In the German film Goodbye, Lenin, an ardent communist east-Berliner goes into a coma just before the reunification; when she emerges some months later, her doctors warn that she mustn’t have any shocks. So her son works overtime to maintain the pretense that reunification hasn't happened, scrounging for old Soviet era groceries — saving the containers and replacing the contents when the old products are no longer available.

Something of a parable, I think.

Tobias Haller BSG


Fran said...

Oh Tobias - well done, well done.

And so true about Goodbye Lenin.

Jan said...

How we resist change. Wish it was not so. I want change, but so many do not. My parish is waiting in the in-between space of a new priest; one year of not yet and still change is not wanted. Interesting.

Anonymous said...

On the Virginia cases, is GAFCON too little too late? By this I mean that the "record" of the trial court is closed and subsequent actions by +Cantuar or GAFCON irrelevant as to whether or not there has been a "division" If TEC/Episcopal Diocese of DC lose anad there is an apapeal, will the case be considered de novo?

In any case I hope that Judge Bellows sees the point that 57-9 imposes on churches a one and only way of dividing property in the event of division and sees that imposition as an unconstitutional intrusion on governance. I hope he sees that the entire investigation itself was an excessive intrusion. And I hope that he considers the full merit of Jones v. Wolf and its recommendations to the hierarchical churches re establishment of provisions to assure that property reverts to the denomination in the event of division.
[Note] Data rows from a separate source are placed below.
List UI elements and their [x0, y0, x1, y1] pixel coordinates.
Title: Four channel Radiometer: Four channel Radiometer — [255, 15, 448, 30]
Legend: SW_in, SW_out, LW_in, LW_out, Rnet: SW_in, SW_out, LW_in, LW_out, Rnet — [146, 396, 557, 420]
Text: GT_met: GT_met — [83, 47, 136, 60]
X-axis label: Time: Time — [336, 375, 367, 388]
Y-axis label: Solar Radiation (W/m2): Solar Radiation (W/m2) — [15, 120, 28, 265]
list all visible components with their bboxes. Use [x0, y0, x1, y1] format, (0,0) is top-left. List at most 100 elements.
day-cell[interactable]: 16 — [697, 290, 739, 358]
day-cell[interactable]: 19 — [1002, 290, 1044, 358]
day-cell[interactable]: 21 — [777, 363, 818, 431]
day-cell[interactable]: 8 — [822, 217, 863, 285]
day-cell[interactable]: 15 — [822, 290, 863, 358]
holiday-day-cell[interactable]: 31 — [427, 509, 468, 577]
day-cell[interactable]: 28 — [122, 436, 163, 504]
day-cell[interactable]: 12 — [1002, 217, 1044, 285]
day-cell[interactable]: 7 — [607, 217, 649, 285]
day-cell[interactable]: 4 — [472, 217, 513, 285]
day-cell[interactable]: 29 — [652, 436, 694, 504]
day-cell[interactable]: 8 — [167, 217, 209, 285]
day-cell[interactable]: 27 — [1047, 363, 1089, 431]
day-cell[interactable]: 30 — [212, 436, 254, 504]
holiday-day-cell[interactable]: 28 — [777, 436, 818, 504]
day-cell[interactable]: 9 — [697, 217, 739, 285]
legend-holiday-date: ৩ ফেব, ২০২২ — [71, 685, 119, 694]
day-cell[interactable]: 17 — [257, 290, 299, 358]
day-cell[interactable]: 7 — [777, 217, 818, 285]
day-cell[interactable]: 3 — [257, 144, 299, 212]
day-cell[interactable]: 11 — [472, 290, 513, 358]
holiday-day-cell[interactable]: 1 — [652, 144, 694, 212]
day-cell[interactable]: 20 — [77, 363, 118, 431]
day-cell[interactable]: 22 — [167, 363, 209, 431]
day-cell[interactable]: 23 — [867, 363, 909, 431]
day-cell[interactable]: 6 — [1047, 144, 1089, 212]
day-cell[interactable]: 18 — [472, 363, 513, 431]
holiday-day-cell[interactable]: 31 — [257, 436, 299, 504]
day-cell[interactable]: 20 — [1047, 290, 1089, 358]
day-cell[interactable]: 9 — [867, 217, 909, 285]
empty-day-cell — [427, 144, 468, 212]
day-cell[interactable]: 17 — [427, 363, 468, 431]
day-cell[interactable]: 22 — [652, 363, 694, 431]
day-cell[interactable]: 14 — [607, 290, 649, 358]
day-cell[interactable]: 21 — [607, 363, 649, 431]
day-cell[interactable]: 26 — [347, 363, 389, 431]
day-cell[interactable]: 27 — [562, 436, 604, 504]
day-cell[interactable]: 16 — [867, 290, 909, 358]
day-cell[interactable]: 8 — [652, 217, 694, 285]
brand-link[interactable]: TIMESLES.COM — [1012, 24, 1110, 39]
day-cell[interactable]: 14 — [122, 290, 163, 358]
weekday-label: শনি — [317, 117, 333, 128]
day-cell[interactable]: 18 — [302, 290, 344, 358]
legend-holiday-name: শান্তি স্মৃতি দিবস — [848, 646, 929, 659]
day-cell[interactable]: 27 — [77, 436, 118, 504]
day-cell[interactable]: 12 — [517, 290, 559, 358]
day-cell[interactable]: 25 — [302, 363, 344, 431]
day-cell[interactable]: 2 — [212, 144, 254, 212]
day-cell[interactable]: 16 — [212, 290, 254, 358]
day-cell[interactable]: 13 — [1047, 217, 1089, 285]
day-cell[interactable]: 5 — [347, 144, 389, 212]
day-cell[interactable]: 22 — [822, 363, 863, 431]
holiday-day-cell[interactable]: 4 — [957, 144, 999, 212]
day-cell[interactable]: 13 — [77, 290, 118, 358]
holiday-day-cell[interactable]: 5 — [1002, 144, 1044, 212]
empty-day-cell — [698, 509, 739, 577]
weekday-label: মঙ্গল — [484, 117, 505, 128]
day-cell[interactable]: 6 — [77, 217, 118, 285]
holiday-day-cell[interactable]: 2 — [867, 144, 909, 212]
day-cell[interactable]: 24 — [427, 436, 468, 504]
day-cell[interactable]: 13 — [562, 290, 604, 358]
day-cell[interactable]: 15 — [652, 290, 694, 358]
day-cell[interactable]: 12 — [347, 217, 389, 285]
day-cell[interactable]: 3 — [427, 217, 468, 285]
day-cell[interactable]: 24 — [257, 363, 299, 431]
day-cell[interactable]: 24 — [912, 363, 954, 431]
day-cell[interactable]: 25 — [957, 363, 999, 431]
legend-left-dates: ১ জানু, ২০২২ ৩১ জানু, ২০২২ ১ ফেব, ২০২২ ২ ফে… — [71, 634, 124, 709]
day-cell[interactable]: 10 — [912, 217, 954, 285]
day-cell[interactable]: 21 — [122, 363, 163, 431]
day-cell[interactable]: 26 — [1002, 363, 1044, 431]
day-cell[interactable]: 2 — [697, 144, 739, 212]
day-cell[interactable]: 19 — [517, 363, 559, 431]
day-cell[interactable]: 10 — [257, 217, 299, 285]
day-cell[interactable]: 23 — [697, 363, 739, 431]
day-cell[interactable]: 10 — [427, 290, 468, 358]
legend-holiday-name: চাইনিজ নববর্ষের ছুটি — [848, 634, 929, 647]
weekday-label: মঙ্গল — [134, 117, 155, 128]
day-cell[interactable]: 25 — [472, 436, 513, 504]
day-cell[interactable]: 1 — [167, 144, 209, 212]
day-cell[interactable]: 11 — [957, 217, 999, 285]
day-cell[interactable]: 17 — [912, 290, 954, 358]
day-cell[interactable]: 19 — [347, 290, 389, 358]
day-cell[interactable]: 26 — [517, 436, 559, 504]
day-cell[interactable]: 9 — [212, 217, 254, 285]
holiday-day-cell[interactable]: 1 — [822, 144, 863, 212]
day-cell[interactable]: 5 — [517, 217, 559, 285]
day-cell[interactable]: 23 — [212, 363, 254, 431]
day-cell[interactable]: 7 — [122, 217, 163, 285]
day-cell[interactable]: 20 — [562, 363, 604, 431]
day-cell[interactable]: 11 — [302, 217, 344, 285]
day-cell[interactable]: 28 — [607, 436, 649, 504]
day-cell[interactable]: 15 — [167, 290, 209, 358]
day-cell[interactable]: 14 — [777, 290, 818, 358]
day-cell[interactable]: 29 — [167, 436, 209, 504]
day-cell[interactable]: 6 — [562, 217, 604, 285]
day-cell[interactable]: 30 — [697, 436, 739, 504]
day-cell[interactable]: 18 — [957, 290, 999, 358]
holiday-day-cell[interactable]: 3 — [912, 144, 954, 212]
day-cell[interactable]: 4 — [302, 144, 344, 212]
ECUSA(TEC) so adopted as did PCUSA(Presbyterians) and Methodists.

I would wish others more adept in the legal concerns, particularly whether, on appeal should TEC/Diocese lose), whether or not subsequent actions will be considered. I was saddened that I didn't see the argument that 57-9 imposed a one and only scenario for determination of property in the TEC/diocesan brief and I think that that argument would have been a good one. EmilyH

Tobias Stanislas Haller BSG said...

Dear EmilyH,
I'm not an attorney; and don't know the limits to which fresh information may have impact on subsequent cases, or on appeal. It does seem to me that the Judge should find the law unconstitutional on the basis of the fact that he is being forced to make a determination concerning a church that the official body of the church says isn't so. To me that makes the law unconstitutional on the face of it; though I understand that the CANA attorneys are opposing any such "facial" decision -- on what basis I don't know; and perhaps this will have to go to SCOTUS for a final decision.

In any case, it appears to be clear that a 'division' as understood by the Judge has not happened, and we are, by their own admission, dealing with a minority "movement" of sorts within the Anglican Communion and Episcopal Church.

I await the judge's decision, and hope he will see the problem in this light, and extricate himself from the necessary entanglement of determining what the doctrine of the church is concerning its own structure!

Anonymous said...

EmilyH, yes, the record is closed. The only way it re-opens on that issue is if the trial court decision is vacated by the Supreme Court of Virginia and it's remanded for a new trial.

And that argument was made by TEC/the Diocese.

Tobias Stanislas Haller BSG said...

Well, the decision is in and I remain appalled that this judge does not seem to grasp the import of the SCOTUS decision that recommended churches either change deeds or add a clause to their governing documents to formalize an informal trust relationship, in order to clarify that relationship. We inherited it from England, and never saw the need to put it into our codes (unlike the RCs, Orthodox, etc., who created the assortment of corporations sole &c. to accomplish this from the outset.) But once in the code, the Dennis Canon is the law. So Bellow's argument that the church "could have" enacted individual trust documents but didn't ignores the fact that TEC did what SCOTUS said to do as a recognizable and approved alternative.

This virtually guarantees this case will go on to appeal, and will perhaps need to end up in SCOTUS -- otherwise TEC is being forced to ignore its own rules and adopt an essentially congregational polity at the insistence of the state. And if that's not entanglement, I don't know what is.